住友ゴム工業が11月5日に発表した2020年12月期第3四半期決算(IFRS)によると、売上収益は5402億4700万円で前年同期比16・1%減、事業利益は78億9600万円で同67・3%減、営業利益は65億1000万円で同71・7%減、四半期損失は67億9300万円で(前年同期は79億6300万円の利益)となった。
セグメント別では、タイヤ事業の売上収益は4610億2900万円で同16・4%減、事業利益は77億1300万円で同61・0%減となった。国内新車用タイヤは、納入車種拡大によるシェアアップや低燃費タイヤを中心とする高機能商品の拡販を進めたが、コロナ影響により自動車メーカーの生産台数の大幅減が響き、売上収益は前年同期を下回った。
国内市販用タイヤは、ダンロップブランドの低燃費タイヤを中心に、高機能商品の拡販に加えて、新技術の「ナノ凹凸ゴム」を採用したダンロップ史上最高の氷上性能を実現したスタッドレスタイヤ「ウインターマックスゼロスリー」の早期展開に努めたが、コロナ影響を受け市場が低迷し、売上収益は下回った。

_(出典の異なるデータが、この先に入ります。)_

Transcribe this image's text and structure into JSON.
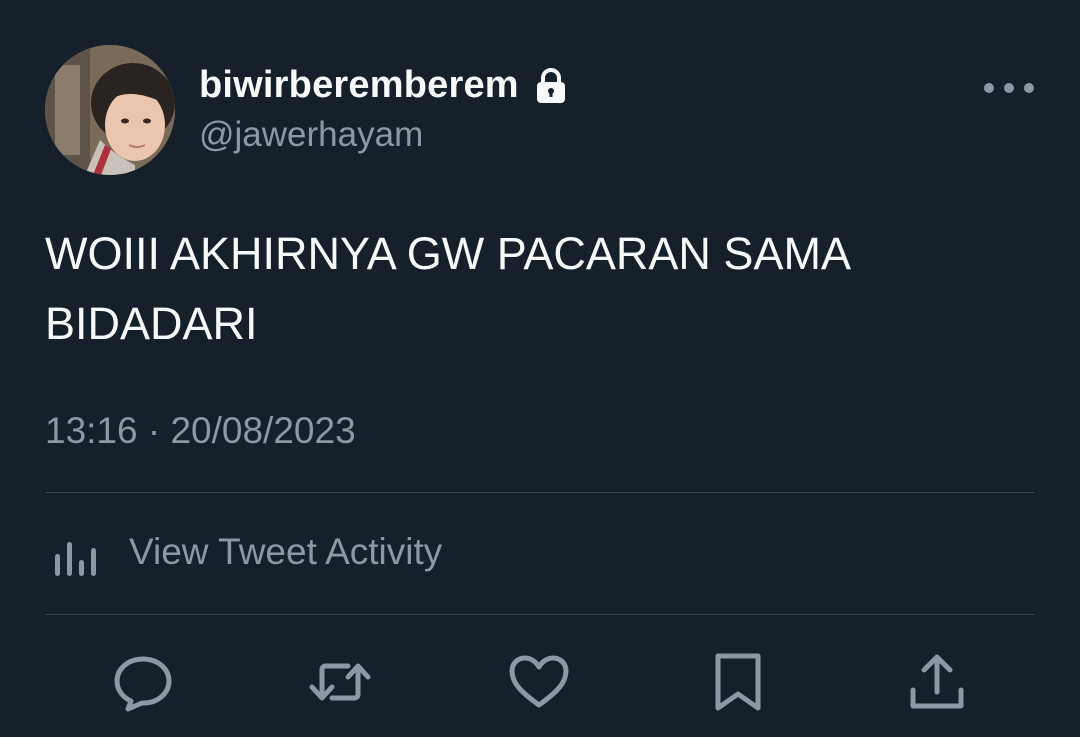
{
  "user": {
    "display_name": "biwirberemberem",
    "handle": "@jawerhayam",
    "protected_icon": "lock-icon",
    "avatar_icon": "avatar"
  },
  "tweet": {
    "text": "WOIII AKHIRNYA GW PACARAN SAMA BIDADARI",
    "timestamp": "13:16 · 20/08/2023"
  },
  "activity": {
    "icon": "bar-chart-icon",
    "label": "View Tweet Activity"
  },
  "actions": [
    {
      "name": "reply",
      "icon": "reply-icon"
    },
    {
      "name": "retweet",
      "icon": "retweet-icon"
    },
    {
      "name": "like",
      "icon": "heart-icon"
    },
    {
      "name": "bookmark",
      "icon": "bookmark-icon"
    },
    {
      "name": "share",
      "icon": "share-icon"
    }
  ],
  "colors": {
    "background": "#15202b",
    "primary_text": "#f7f9f9",
    "secondary_text": "#8b98a5",
    "divider": "#38444d"
  }
}
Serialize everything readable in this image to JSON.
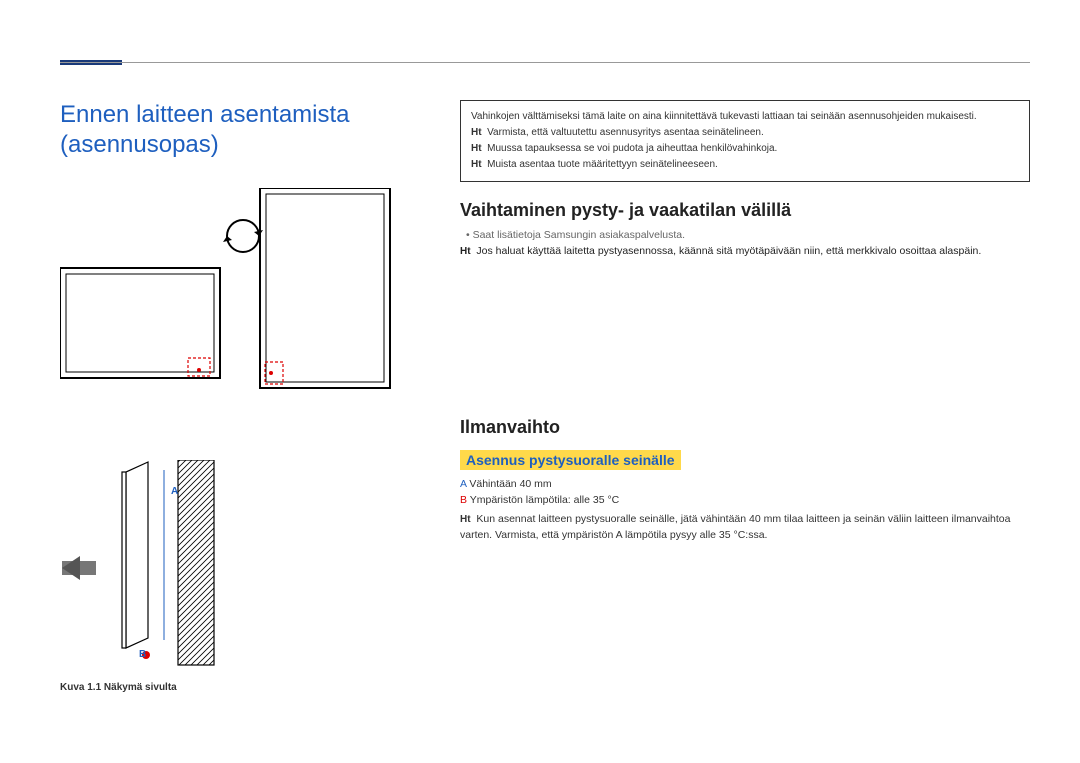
{
  "page_title_l1": "Ennen laitteen asentamista",
  "page_title_l2": "(asennusopas)",
  "infobox": {
    "line1": "Vahinkojen välttämiseksi tämä laite on aina kiinnitettävä tukevasti lattiaan tai seinään asennusohjeiden mukaisesti.",
    "h1": "Ht",
    "line2": "Varmista, että valtuutettu asennusyritys asentaa seinätelineen.",
    "h2": "Ht",
    "line3": "Muussa tapauksessa se voi pudota ja aiheuttaa henkilövahinkoja.",
    "h3": "Ht",
    "line4": "Muista asentaa tuote määritettyyn seinätelineeseen."
  },
  "section1": {
    "title": "Vaihtaminen pysty- ja vaakatilan välillä",
    "bullet": "Saat lisätietoja Samsungin asiakaspalvelusta.",
    "hint_label": "Ht",
    "hint_text": "Jos haluat käyttää laitetta pystyasennossa, käännä sitä myötäpäivään niin, että merkkivalo osoittaa alaspäin."
  },
  "section2": {
    "title": "Ilmanvaihto",
    "sub_title": "Asennus pystysuoralle seinälle",
    "specA_label": "A",
    "specA_text": " Vähintään 40 mm",
    "specB_label": "B",
    "specB_text": " Ympäristön lämpötila: alle 35 °C",
    "hint_label": "Ht",
    "hint_text": "Kun asennat laitteen pystysuoralle seinälle, jätä vähintään 40 mm tilaa laitteen ja seinän väliin laitteen ilmanvaihtoa varten. Varmista, että ympäristön A lämpötila pysyy alle 35 °C:ssa."
  },
  "figure": {
    "caption": "Kuva 1.1 Näkymä sivulta",
    "labelA": "A",
    "labelB": "B"
  }
}
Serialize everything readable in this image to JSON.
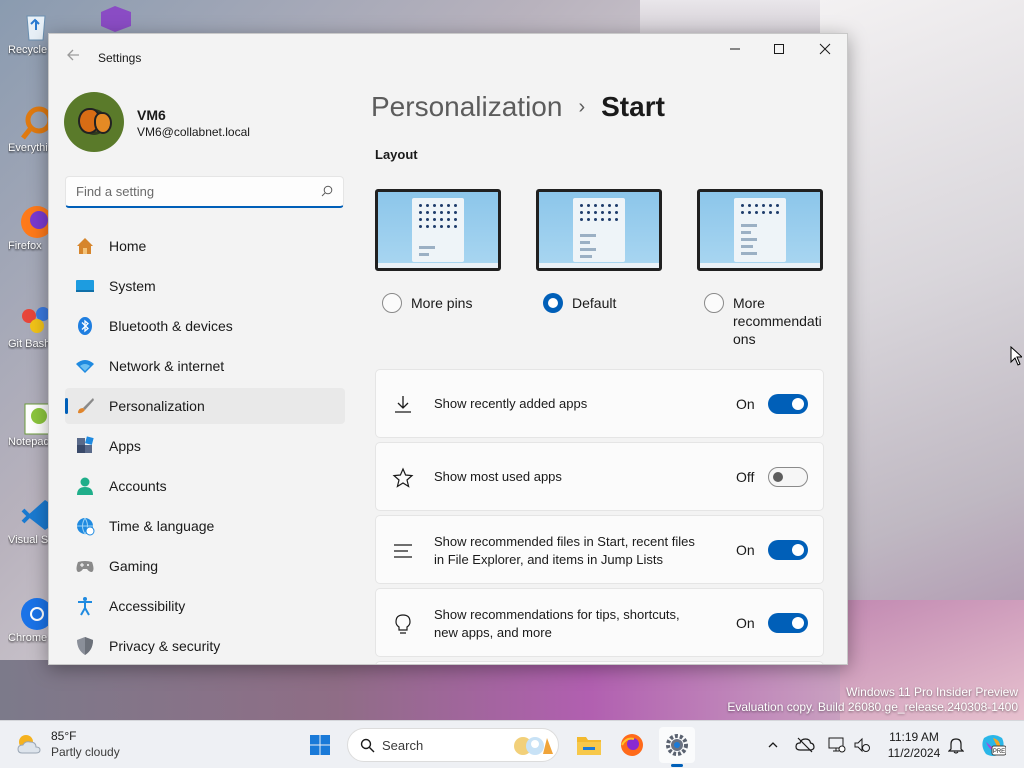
{
  "desktop": {
    "icons": [
      {
        "label": "Recycle Bin",
        "icon": "recycle-bin-icon"
      },
      {
        "label": "Everything",
        "icon": "everything-search-icon"
      },
      {
        "label": "Firefox",
        "icon": "firefox-icon"
      },
      {
        "label": "Git Bash",
        "icon": "git-bash-icon"
      },
      {
        "label": "Notepad++",
        "icon": "notepad-plus-plus-icon"
      },
      {
        "label": "Visual Studio Code",
        "icon": "vscode-icon"
      },
      {
        "label": "Chrome",
        "icon": "chrome-icon"
      }
    ],
    "watermark_line1": "Windows 11 Pro Insider Preview",
    "watermark_line2": "Evaluation copy. Build 26080.ge_release.240308-1400"
  },
  "window": {
    "title": "Settings",
    "controls": {
      "minimize": "—",
      "maximize": "☐",
      "close": "✕"
    }
  },
  "profile": {
    "name": "VM6",
    "email": "VM6@collabnet.local"
  },
  "search": {
    "placeholder": "Find a setting"
  },
  "sidebar": {
    "items": [
      {
        "label": "Home",
        "icon": "home-icon",
        "active": false
      },
      {
        "label": "System",
        "icon": "system-icon",
        "active": false
      },
      {
        "label": "Bluetooth & devices",
        "icon": "bluetooth-icon",
        "active": false
      },
      {
        "label": "Network & internet",
        "icon": "network-icon",
        "active": false
      },
      {
        "label": "Personalization",
        "icon": "brush-icon",
        "active": true
      },
      {
        "label": "Apps",
        "icon": "apps-icon",
        "active": false
      },
      {
        "label": "Accounts",
        "icon": "accounts-icon",
        "active": false
      },
      {
        "label": "Time & language",
        "icon": "time-language-icon",
        "active": false
      },
      {
        "label": "Gaming",
        "icon": "gaming-icon",
        "active": false
      },
      {
        "label": "Accessibility",
        "icon": "accessibility-icon",
        "active": false
      },
      {
        "label": "Privacy & security",
        "icon": "shield-icon",
        "active": false
      }
    ]
  },
  "main": {
    "breadcrumb_parent": "Personalization",
    "breadcrumb_sep": "›",
    "breadcrumb_current": "Start",
    "layout_section_title": "Layout",
    "layout_options": [
      {
        "label": "More pins",
        "selected": false
      },
      {
        "label": "Default",
        "selected": true
      },
      {
        "label_line1": "More",
        "label_line2": "recommendati",
        "label_line3": "ons",
        "selected": false
      }
    ],
    "settings": [
      {
        "label": "Show recently added apps",
        "state": "On",
        "on": true,
        "icon": "download-icon"
      },
      {
        "label": "Show most used apps",
        "state": "Off",
        "on": false,
        "icon": "star-icon"
      },
      {
        "label_line1": "Show recommended files in Start, recent files",
        "label_line2": "in File Explorer, and items in Jump Lists",
        "state": "On",
        "on": true,
        "icon": "list-icon"
      },
      {
        "label_line1": "Show recommendations for tips, shortcuts,",
        "label_line2": "new apps, and more",
        "state": "On",
        "on": true,
        "icon": "lightbulb-icon"
      }
    ]
  },
  "taskbar": {
    "weather_temp": "85°F",
    "weather_desc": "Partly cloudy",
    "search_label": "Search",
    "clock_time": "11:19 AM",
    "clock_date": "11/2/2024"
  },
  "colors": {
    "accent": "#005fb8",
    "window_bg": "#f3f3f3",
    "card_bg": "#fbfbfb"
  }
}
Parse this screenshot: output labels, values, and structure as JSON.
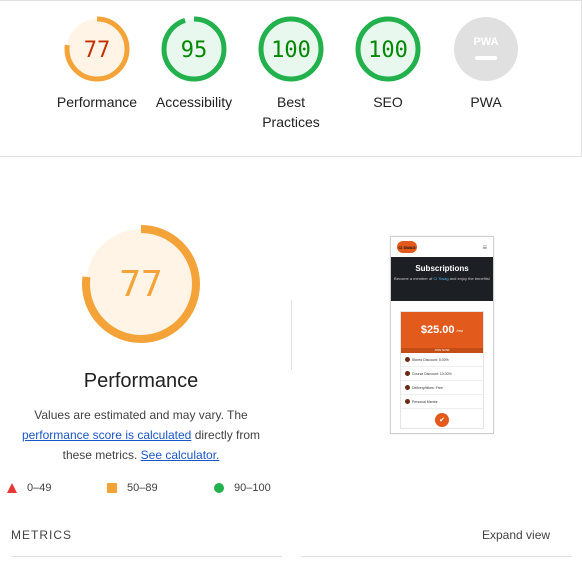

海外新車用タイヤは、コロナ影響で多くの地域で自動車メーカーの大幅な減産が発生し、売上収益は下回った。海外市販用タイヤは、アジア・大洋州地域では、特に上半期の中国でコロナ感染拡大阻止に向けた都市封鎖が行われ、需要は大きく落ち込んだ。欧州・アフリカ地域及び米州地域でもコロナ影響で市場が低調。また、下半期に入り、地域により市場の回復度合いは異なるが、中国・北米地域など市況の回復の早い地域を中心に、高機能商品の積極的な拡販を進めた。
スポーツ事業の売上収益は497億9900万円で同20・1%減、事業損失は18億6100万円(前年同期は22億8300万円の利益)となった。
産業品他事業の売上収益は294億1900万円で同1・7%減、事業利益は20億3200万円で同2・3%減。製品では、制振ダンパー、手袋が堅調に推移したが、OA機器用精密ゴム部品では主要OA機器メーカーのプリンター・コピー機の生産減、インフラ系商材の受注減で減収だった。
◆通期予想を上方修正
20年12月期通期予想は、主にタイヤ事業で中国・北米地域などで市況回復が早い地域もあり、売上収益、事業利益とも前回発表を上回る見込みとなり、売上収益・利益ともに上方修正した。それによると売上収益は7750億円で前回発表予想から3・3%増、事業利益は310億円で同55・0%増、営業利益は80億円で同44・4%増、当期利益は90億円で同28・6%増を見込んでいる。